Even when things turn out badly, incredibly, we still find ways to hope — those reasons to believe: you tell yourself that the next game will be better; that at least death will end the pain; that you are strong, resilient and are better off alone.
I met ‘D’ last week when she sent a note to say thanks for a story that explored how COVID-19 was negatively affecting people with disabilities. She said she was someone who used a wheelchair, and that the pandemic had impacted her life to the extent that she is surviving on cans of rice and beans because her health issues make it too risky to go out.
We traded many emails back and forth for a bunch of days. I didn’t know her real name, or where she lived, but I learned that when she was a teenager, her father was abusive and when her mom told him to stop, he met ‘D’ on the driveway with a garbage bag full of her clothes and told her never to come back. She alluded to living on the street for a time — “hoping to survive the night” — and then in shelters, after an illness forced her to drop out of college and lose access to financial assistance. These shelters often had rodents, toxic mold and sexual predators.
She explained that when she began having troubles with mobility, she visited various health clinics trying to get help, only to have clinicians not take her seriously, barely treating her like a human because of where she lived. She received a long list of possible diagnoses to explain debilitating headaches, muscle weakness in her legs and incontinence, including multiple sclerosis and a heart condition. But these suspicions were never checked out, rather, her file was slammed shut with the overall opinion being that her symptoms were the result of severe mental health issues.
‘I feel frustrated,’ she wrote, explaining that she had stopped going out to see doctors because she wasn’t able to control her bowels. ‘I went twenty years trying to convince doctors there was something wrong with me, and they mocked me, dismissed me, and were cruel.”

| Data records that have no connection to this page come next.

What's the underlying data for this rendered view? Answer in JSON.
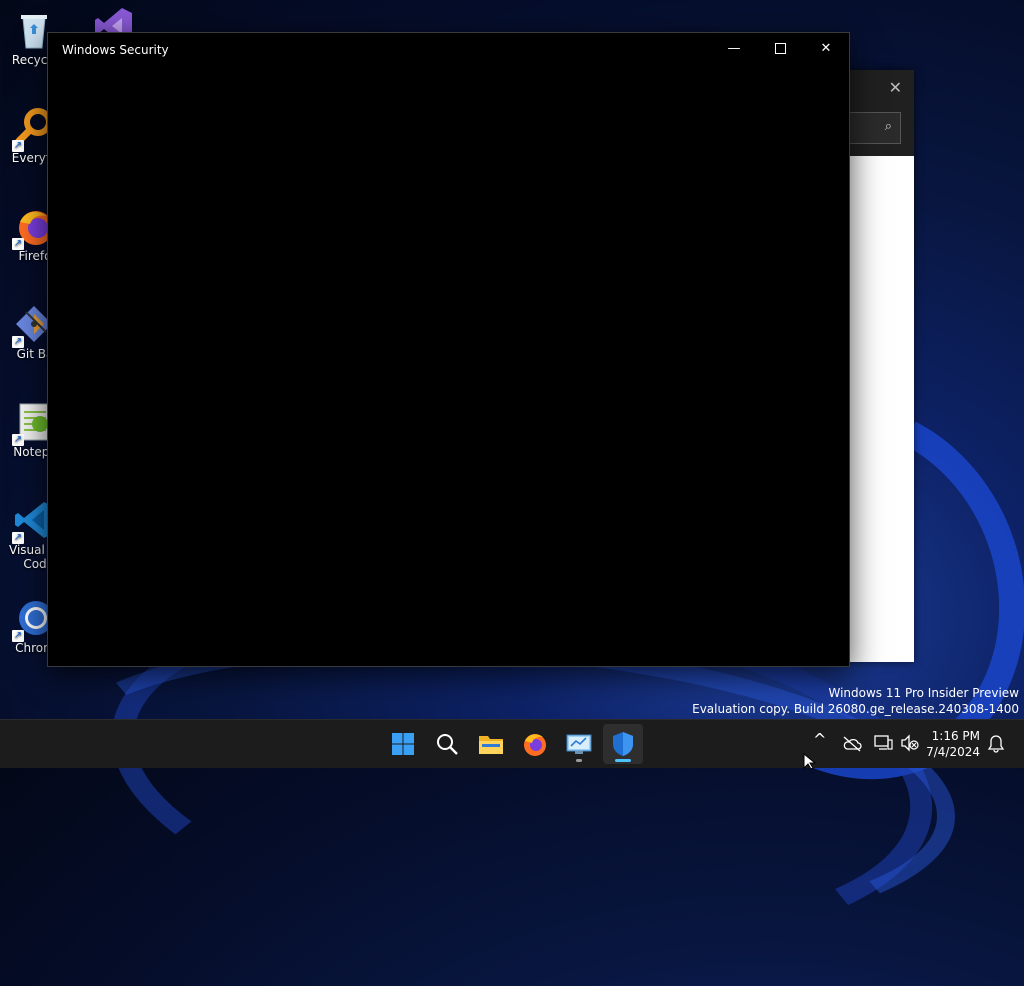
{
  "desktop": {
    "icons": [
      {
        "label": "Recycle",
        "icon": "recycle-bin-icon"
      },
      {
        "label": "",
        "icon": "visual-studio-icon"
      },
      {
        "label": "Everyth",
        "icon": "everything-search-icon"
      },
      {
        "label": "Firefo",
        "icon": "firefox-icon"
      },
      {
        "label": "Git Ba",
        "icon": "git-bash-icon"
      },
      {
        "label": "Notepa",
        "icon": "notepad-plus-plus-icon"
      },
      {
        "label": "Visual St\nCod",
        "icon": "vscode-icon"
      },
      {
        "label": "Chrom",
        "icon": "chrome-icon"
      }
    ]
  },
  "main_window": {
    "title": "Windows Security",
    "minimize_symbol": "—",
    "close_symbol": "✕"
  },
  "background_window": {
    "close_symbol": "✕",
    "search_icon": "⌕"
  },
  "watermark": {
    "line1": "Windows 11 Pro Insider Preview",
    "line2": "Evaluation copy. Build 26080.ge_release.240308-1400"
  },
  "taskbar": {
    "apps": [
      {
        "name": "start",
        "icon": "windows-logo-icon"
      },
      {
        "name": "search",
        "icon": "search-icon"
      },
      {
        "name": "file-explorer",
        "icon": "folder-icon"
      },
      {
        "name": "firefox",
        "icon": "firefox-icon"
      },
      {
        "name": "control-panel",
        "icon": "control-panel-icon"
      },
      {
        "name": "windows-security",
        "icon": "shield-icon"
      }
    ],
    "tray": {
      "chevron": "^",
      "time": "1:16 PM",
      "date": "7/4/2024"
    }
  },
  "colors": {
    "accent": "#4cc2ff",
    "taskbar": "#1c1c1c",
    "window_bg": "#000000"
  }
}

Fast forward to the start of the pandemic, and ‘D’ said she had what was a suspected heart attack, landed in the hospital, and was subsequently diagnosed with an aneurysm in her brain – which she describes as a “time bomb in her head.” She was also diagnosed with Chiari malformation, a condition in which brain tissue extends into the spinal canal, causing symptoms like headaches, problems with balance and numbness in hands and feet.
When I offered to help, she said the only thing to be done is to “tell the truth about the biased treatment of women and minorities and the mistreatment of the elderly and those with disabilities.”

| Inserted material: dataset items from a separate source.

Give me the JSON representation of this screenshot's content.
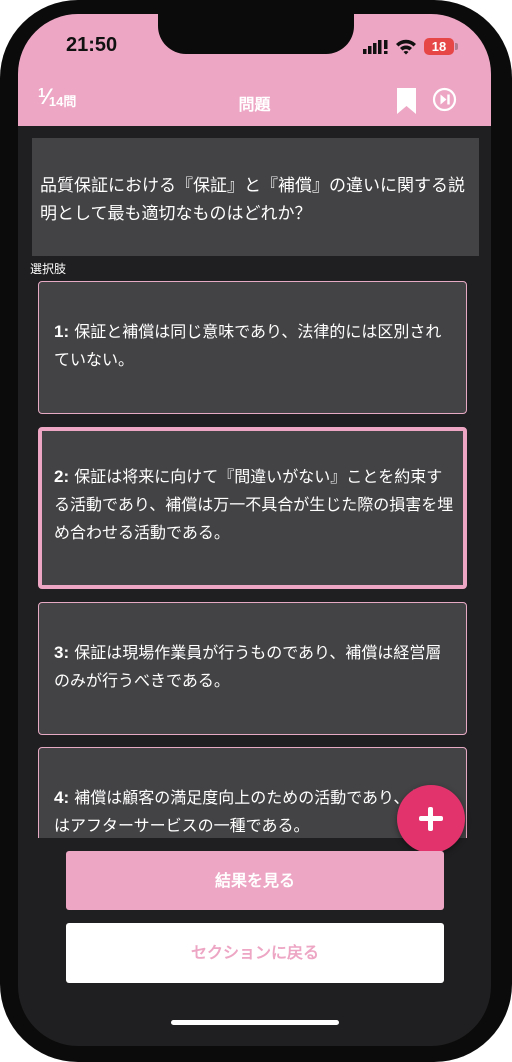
{
  "status_bar": {
    "time": "21:50",
    "battery": "18"
  },
  "header": {
    "current": "1",
    "total": "14",
    "total_unit": "問",
    "title": "問題"
  },
  "question": {
    "text": "品質保証における『保証』と『補償』の違いに関する説明として最も適切なものはどれか？"
  },
  "choices_label": "選択肢",
  "choices": [
    {
      "num": "1:",
      "text": "保証と補償は同じ意味であり、法律的には区別されていない。",
      "selected": false
    },
    {
      "num": "2:",
      "text": "保証は将来に向けて『間違いがない』ことを約束する活動であり、補償は万一不具合が生じた際の損害を埋め合わせる活動である。",
      "selected": true
    },
    {
      "num": "3:",
      "text": "保証は現場作業員が行うものであり、補償は経営層のみが行うべきである。",
      "selected": false
    },
    {
      "num": "4:",
      "text": "補償は顧客の満足度向上のための活動であり、保証はアフターサービスの一種である。",
      "selected": false
    }
  ],
  "buttons": {
    "result": "結果を見る",
    "back": "セクションに戻る"
  },
  "colors": {
    "accent": "#eda6c4",
    "fab": "#e2336d",
    "card": "#434244",
    "background": "#1f1f21"
  }
}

Like many others living lives filled with impossible challenges, ‘D’ is tired. I could tell by the way her jokes and good humour seemed to get quieter the more we chatted. But what struck me most was that despite all that she was facing — including a kitchen cupboard with dwindling rice and beans — she still had hope. She was funny and clever, and she believed that telling her story would help others going through similar challenges see that they aren’t alone.

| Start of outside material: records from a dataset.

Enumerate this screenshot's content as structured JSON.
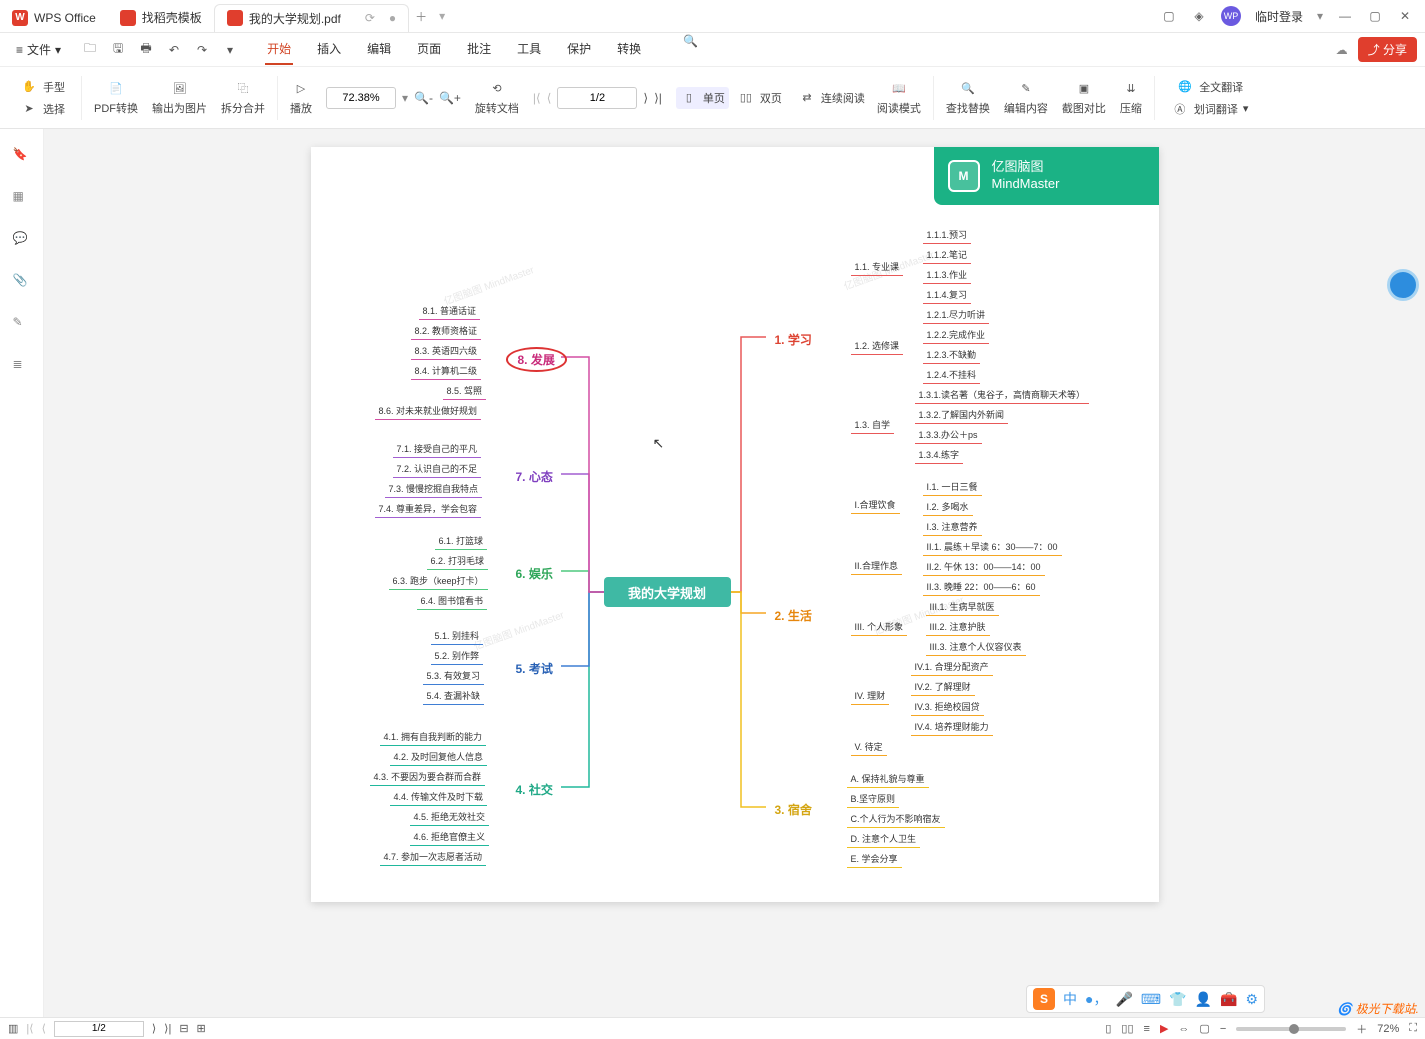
{
  "title_bar": {
    "app_tab": "WPS Office",
    "template_tab": "找稻壳模板",
    "doc_tab": "我的大学规划.pdf",
    "login_label": "临时登录"
  },
  "menu_bar": {
    "file_label": "文件",
    "tabs": [
      "开始",
      "插入",
      "编辑",
      "页面",
      "批注",
      "工具",
      "保护",
      "转换"
    ]
  },
  "ribbon": {
    "left": {
      "hand": "手型",
      "select": "选择"
    },
    "convert": "PDF转换",
    "export_img": "输出为图片",
    "split_merge": "拆分合并",
    "play": "播放",
    "zoom": "72.38%",
    "rotate": "旋转文档",
    "single": "单页",
    "double": "双页",
    "continuous": "连续阅读",
    "reading": "阅读模式",
    "find": "查找替换",
    "edit_content": "编辑内容",
    "compare": "截图对比",
    "compress": "压缩",
    "full_translate": "全文翻译",
    "word_translate": "划词翻译",
    "page": "1/2"
  },
  "mindmap": {
    "badge_cn": "亿图脑图",
    "badge_en": "MindMaster",
    "center": "我的大学规划",
    "b1": {
      "label": "1. 学习",
      "n11": "1.1. 专业课",
      "n111": "1.1.1.预习",
      "n112": "1.1.2.笔记",
      "n113": "1.1.3.作业",
      "n114": "1.1.4.复习",
      "n12": "1.2. 选修课",
      "n121": "1.2.1.尽力听讲",
      "n122": "1.2.2.完成作业",
      "n123": "1.2.3.不缺勤",
      "n124": "1.2.4.不挂科",
      "n13": "1.3. 自学",
      "n131": "1.3.1.读名著（鬼谷子，高情商聊天术等）",
      "n132": "1.3.2.了解国内外新闻",
      "n133": "1.3.3.办公＋ps",
      "n134": "1.3.4.练字"
    },
    "b2": {
      "label": "2. 生活",
      "n21": "I.合理饮食",
      "n211": "I.1. 一日三餐",
      "n212": "I.2. 多喝水",
      "n213": "I.3. 注意营养",
      "n22": "II.合理作息",
      "n221": "II.1. 晨练＋早读 6：30——7：00",
      "n222": "II.2. 午休 13：00——14：00",
      "n223": "II.3. 晚睡 22：00——6：60",
      "n23": "III. 个人形象",
      "n231": "III.1. 生病早就医",
      "n232": "III.2. 注意护肤",
      "n233": "III.3. 注意个人仪容仪表",
      "n24": "IV. 理财",
      "n241": "IV.1. 合理分配资产",
      "n242": "IV.2. 了解理财",
      "n243": "IV.3. 拒绝校园贷",
      "n244": "IV.4. 培养理财能力",
      "n25": "V. 待定"
    },
    "b3": {
      "label": "3. 宿舍",
      "n31": "A. 保持礼貌与尊重",
      "n32": "B.坚守原则",
      "n33": "C.个人行为不影响宿友",
      "n34": "D. 注意个人卫生",
      "n35": "E. 学会分享"
    },
    "b4": {
      "label": "4. 社交",
      "n41": "4.1. 拥有自我判断的能力",
      "n42": "4.2. 及时回复他人信息",
      "n43": "4.3. 不要因为要合群而合群",
      "n44": "4.4. 传输文件及时下载",
      "n45": "4.5. 拒绝无效社交",
      "n46": "4.6. 拒绝官僚主义",
      "n47": "4.7. 参加一次志愿者活动"
    },
    "b5": {
      "label": "5. 考试",
      "n51": "5.1. 别挂科",
      "n52": "5.2. 别作弊",
      "n53": "5.3. 有效复习",
      "n54": "5.4. 查漏补缺"
    },
    "b6": {
      "label": "6. 娱乐",
      "n61": "6.1. 打篮球",
      "n62": "6.2. 打羽毛球",
      "n63": "6.3. 跑步（keep打卡）",
      "n64": "6.4. 图书馆看书"
    },
    "b7": {
      "label": "7. 心态",
      "n71": "7.1. 接受自己的平凡",
      "n72": "7.2. 认识自己的不足",
      "n73": "7.3. 慢慢挖掘自我特点",
      "n74": "7.4. 尊重差异，学会包容"
    },
    "b8": {
      "label": "8. 发展",
      "n81": "8.1. 普通话证",
      "n82": "8.2. 教师资格证",
      "n83": "8.3. 英语四六级",
      "n84": "8.4. 计算机二级",
      "n85": "8.5. 驾照",
      "n86": "8.6. 对未来就业做好规划"
    }
  },
  "status": {
    "page": "1/2",
    "zoom": "72%"
  },
  "ime": {
    "lang": "中"
  },
  "watermark_site": "极光下载站",
  "watermark": "亿图脑图 MindMaster"
}
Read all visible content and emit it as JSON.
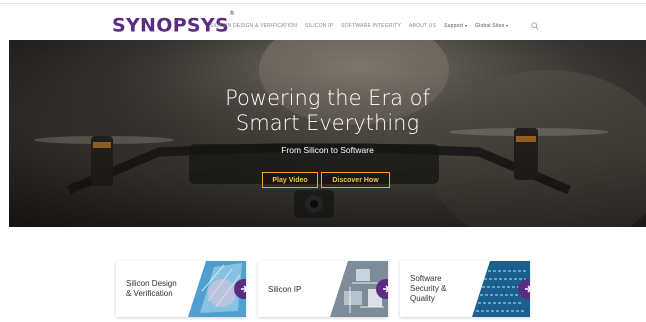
{
  "header": {
    "logo": "SYNOPSYS",
    "logo_mark": "®",
    "nav": [
      {
        "label": "SILICON DESIGN & VERIFICATION"
      },
      {
        "label": "SILICON IP"
      },
      {
        "label": "SOFTWARE INTEGRITY"
      },
      {
        "label": "ABOUT US"
      },
      {
        "label": "Support"
      },
      {
        "label": "Global Sites"
      }
    ],
    "search_icon": "search-icon"
  },
  "hero": {
    "title_line1": "Powering the Era of",
    "title_line2": "Smart Everything",
    "subtitle": "From Silicon to Software",
    "play_video": "Play Video",
    "discover_how": "Discover How",
    "accent": "#f5a623"
  },
  "cards": [
    {
      "label_line1": "Silicon Design",
      "label_line2": "& Verification",
      "arrow_icon": "arrow-right-icon"
    },
    {
      "label_line1": "Silicon IP",
      "arrow_icon": "arrow-right-icon"
    },
    {
      "label_line1": "Software",
      "label_line2": "Security &",
      "label_line3": "Quality",
      "arrow_icon": "arrow-right-icon"
    }
  ],
  "colors": {
    "brand": "#5a2d81",
    "button_border": "#f5a623"
  }
}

Hope guides us and brings meaning to our lives, writes Julie Neraas, in her book, Apprenticed to Hope: A Sourcebook for Difficult Times. An ordained minister, and associate professor at Minnesota’s Hamline University, Neraas says there are seven types of hope, including inborn hope, which is the kind of endless hope that children have; borrowed hope, which is when someone else has hope for you that you don’t recognize; and bargainer’s hope, when, in response to something awful happening, you are compelled to promise to do something in order to make everything okay (for example, “If my father gets better, I will visit him every weekend”). The seventh kind of hope is mature hope — when someone chooses to take the long view. They aren’t focused on what the outcome will be, instead, they believe in meaning, and that things are worthwhile doing, no matter what the end result is.
‘D’s hope — similar to the kind I have seen in so many people with cancer, and others who have suffered trauma — is mature, something shaped by the road she has travelled. By getting beaten down and battered by circumstances and rotten luck, you come to accept the randomness of it all, to some extent, and take the long view. Whether the outcome is good or bad — it doesn’t matter. Instead, you set your gaze more on the day-to-day trenches you need to wade through to get to the end, whatever that end looks like.
Psychologists say that hope helps to sustain us. It guides us in managing stress and anxiety, and increases our ability to cope with adversity. It must… otherwise, how is it possible that ‘D’ is still here, after everything, laughing and making jokes?
“I’m dying,” she wrote in her last email, explaining that she didn’t have much time and wouldn’t be in touch again. Wishing me “debauchery and shenanigans,” she signed off for the last time.
It’s not often you acquire and lose a friend in just a matter of days.
‘D,’ if you are reading this, we are telling your story. Thank you. Rest easy.